Recently, a teacher came to me very upset over the Reading Gate test. She teaches a lower grade and has a student that, in her opinion, is "middle-of-the-road" academically. But computer assessments used to track student "achievement" show the student could very well fail the Reading Gate. Even though this teacher believes the student has met the reading skills needed to move on to third grade, she questions whether to recommend holding this student back due to fear of the student failing the Reading Gate. This teacher, a very dedicated professional and former Teacher of the Year, is now beginning to doubt her ability because the computer assessment doesn't match what she sees.

This is where we are in public education. Education policy has taken the professional judgment away from teachers and handed it over to corporations that make millions of dollars on making these tests, to state politicians who know nothing about education but look to use our schools to further their political careers, and to education bureaucrats—who have been so long removed from the classroom that they no longer understand what teachers face—that preach "data, data, data." High-stakes assessments and accountability systems have reduced students to little more than a score on a test and teachers to basically robots in a factory. This is wrong. There is so much more to learning than a Reading Gate score, or a proficiency level, or an ACT result. Students learn much more than is measured on a Subject Area Test, or a multiple-choice test, or a standardized writing assessment that is graded thousands of miles away by a scorer whose main qualification was being hired off a Craigslist advertisement. Schools are doing away with art and music, cutting back on recess and "non-academic" times, because of the pressure to score well on these tests. On the federal and state levels, the mantra has seemingly become, "If it isn't tested, it isn't important."

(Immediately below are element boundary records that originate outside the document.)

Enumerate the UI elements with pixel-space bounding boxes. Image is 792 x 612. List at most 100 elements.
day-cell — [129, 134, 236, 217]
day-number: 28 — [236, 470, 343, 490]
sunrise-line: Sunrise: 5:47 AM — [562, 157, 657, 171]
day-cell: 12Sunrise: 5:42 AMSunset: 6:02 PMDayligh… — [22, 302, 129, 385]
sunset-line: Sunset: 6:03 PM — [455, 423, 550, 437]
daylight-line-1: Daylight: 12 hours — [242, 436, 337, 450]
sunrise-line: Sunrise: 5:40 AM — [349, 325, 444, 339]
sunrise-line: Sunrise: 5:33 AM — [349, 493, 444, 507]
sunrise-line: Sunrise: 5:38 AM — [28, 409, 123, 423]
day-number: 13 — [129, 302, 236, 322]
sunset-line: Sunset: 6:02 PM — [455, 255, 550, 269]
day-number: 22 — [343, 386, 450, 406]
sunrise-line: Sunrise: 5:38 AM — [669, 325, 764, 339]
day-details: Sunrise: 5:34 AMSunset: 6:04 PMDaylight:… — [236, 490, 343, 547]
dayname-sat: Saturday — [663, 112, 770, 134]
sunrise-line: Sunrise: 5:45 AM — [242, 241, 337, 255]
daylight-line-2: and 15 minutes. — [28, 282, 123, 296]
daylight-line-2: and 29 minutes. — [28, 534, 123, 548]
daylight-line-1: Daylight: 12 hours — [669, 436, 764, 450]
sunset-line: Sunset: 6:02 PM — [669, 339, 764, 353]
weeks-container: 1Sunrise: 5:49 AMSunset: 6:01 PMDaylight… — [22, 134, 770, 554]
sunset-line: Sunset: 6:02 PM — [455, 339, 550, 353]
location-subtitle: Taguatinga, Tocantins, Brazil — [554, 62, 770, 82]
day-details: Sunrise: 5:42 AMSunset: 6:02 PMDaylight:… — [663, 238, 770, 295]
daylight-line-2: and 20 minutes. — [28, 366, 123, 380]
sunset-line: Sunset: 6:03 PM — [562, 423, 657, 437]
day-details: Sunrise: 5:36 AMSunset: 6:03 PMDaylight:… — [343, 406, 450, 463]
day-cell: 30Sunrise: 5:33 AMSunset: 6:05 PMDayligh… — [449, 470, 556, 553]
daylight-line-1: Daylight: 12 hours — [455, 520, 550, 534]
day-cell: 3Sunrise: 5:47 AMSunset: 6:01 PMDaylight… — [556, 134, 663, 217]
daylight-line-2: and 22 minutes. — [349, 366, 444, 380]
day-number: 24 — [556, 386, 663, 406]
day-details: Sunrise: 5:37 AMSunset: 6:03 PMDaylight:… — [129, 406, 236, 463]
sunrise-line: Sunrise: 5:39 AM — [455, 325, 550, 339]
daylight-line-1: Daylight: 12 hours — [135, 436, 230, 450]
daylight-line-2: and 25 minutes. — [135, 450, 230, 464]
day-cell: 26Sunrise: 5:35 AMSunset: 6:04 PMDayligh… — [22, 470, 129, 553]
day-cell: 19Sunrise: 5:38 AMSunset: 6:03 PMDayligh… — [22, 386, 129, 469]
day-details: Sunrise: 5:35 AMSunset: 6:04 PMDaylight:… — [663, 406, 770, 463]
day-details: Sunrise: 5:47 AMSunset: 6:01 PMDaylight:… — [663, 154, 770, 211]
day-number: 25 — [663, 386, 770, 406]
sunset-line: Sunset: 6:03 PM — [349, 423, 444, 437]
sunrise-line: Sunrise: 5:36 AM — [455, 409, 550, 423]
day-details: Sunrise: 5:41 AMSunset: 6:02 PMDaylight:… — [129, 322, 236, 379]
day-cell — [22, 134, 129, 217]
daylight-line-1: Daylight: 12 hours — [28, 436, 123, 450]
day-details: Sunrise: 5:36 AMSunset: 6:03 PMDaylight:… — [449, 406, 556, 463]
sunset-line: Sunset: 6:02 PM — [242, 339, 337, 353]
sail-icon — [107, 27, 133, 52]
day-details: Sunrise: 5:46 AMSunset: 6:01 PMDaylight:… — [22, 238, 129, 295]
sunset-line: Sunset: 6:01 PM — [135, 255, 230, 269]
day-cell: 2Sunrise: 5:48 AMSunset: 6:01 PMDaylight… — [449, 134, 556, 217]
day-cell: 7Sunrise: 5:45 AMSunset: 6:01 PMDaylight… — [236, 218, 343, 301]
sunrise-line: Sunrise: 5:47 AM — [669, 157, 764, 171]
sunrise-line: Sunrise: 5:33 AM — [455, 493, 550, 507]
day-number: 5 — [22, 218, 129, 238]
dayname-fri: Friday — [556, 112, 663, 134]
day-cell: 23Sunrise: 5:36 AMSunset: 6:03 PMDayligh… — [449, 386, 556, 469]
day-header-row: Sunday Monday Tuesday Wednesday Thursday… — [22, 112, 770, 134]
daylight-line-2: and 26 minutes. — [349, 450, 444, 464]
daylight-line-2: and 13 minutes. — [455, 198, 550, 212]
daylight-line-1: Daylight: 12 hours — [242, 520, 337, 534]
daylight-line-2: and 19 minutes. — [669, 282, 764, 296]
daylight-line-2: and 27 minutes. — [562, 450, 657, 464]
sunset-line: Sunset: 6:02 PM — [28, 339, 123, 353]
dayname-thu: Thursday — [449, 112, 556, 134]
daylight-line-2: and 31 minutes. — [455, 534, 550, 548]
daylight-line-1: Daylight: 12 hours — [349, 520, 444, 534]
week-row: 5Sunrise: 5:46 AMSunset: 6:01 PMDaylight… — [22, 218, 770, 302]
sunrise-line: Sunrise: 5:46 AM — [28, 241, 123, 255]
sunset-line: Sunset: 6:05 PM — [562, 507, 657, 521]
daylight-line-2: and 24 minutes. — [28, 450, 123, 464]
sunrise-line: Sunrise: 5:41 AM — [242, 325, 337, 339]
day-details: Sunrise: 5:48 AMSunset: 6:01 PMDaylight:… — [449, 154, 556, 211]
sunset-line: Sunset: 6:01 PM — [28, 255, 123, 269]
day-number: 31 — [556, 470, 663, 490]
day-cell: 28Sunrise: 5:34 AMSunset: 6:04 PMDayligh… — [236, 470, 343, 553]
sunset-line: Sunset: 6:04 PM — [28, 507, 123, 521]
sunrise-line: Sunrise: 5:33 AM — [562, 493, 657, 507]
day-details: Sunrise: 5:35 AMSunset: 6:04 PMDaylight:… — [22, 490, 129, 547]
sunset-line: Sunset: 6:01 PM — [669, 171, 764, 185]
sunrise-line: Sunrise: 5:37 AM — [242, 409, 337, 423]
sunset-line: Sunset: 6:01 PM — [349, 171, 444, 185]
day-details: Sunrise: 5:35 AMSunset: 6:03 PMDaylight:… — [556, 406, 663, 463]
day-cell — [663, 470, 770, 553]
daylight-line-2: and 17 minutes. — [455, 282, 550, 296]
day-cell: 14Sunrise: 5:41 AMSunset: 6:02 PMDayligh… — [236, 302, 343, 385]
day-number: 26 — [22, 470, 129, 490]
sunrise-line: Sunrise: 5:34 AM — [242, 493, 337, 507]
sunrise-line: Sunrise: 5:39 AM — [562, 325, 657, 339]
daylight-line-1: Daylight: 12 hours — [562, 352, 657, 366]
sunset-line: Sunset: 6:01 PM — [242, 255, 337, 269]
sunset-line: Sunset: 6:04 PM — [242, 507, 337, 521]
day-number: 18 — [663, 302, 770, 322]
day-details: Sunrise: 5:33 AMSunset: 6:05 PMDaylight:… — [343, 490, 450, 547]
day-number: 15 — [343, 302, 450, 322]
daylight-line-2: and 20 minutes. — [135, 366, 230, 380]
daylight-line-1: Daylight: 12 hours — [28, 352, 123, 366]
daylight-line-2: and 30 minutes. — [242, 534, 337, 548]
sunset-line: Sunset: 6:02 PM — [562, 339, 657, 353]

In all my years as an educator, I've had plenty of former students thank me for pushing them to do their best in my class. I've spoken to parents of former students who have regaled me with pride on what their children have become since graduating high school. We've spoken at length on the memories made while the student was in school, the ups and downs, what mattered then and what matters now.

I've yet to have any of them talk about their scores on a standardized test.

So over the next few weeks, as students take the Reading Gate, or the MAP, or the SATP, or the ACT, or any other standardized test, please take time to say a little prayer: for the students to do their best, for the teachers who worked hard all year to prepare them and for this madness to one day end.

Shannon Eubanks is the principal of the Enterprise Attendance Center in Brookhaven. Opinions stated here are his own.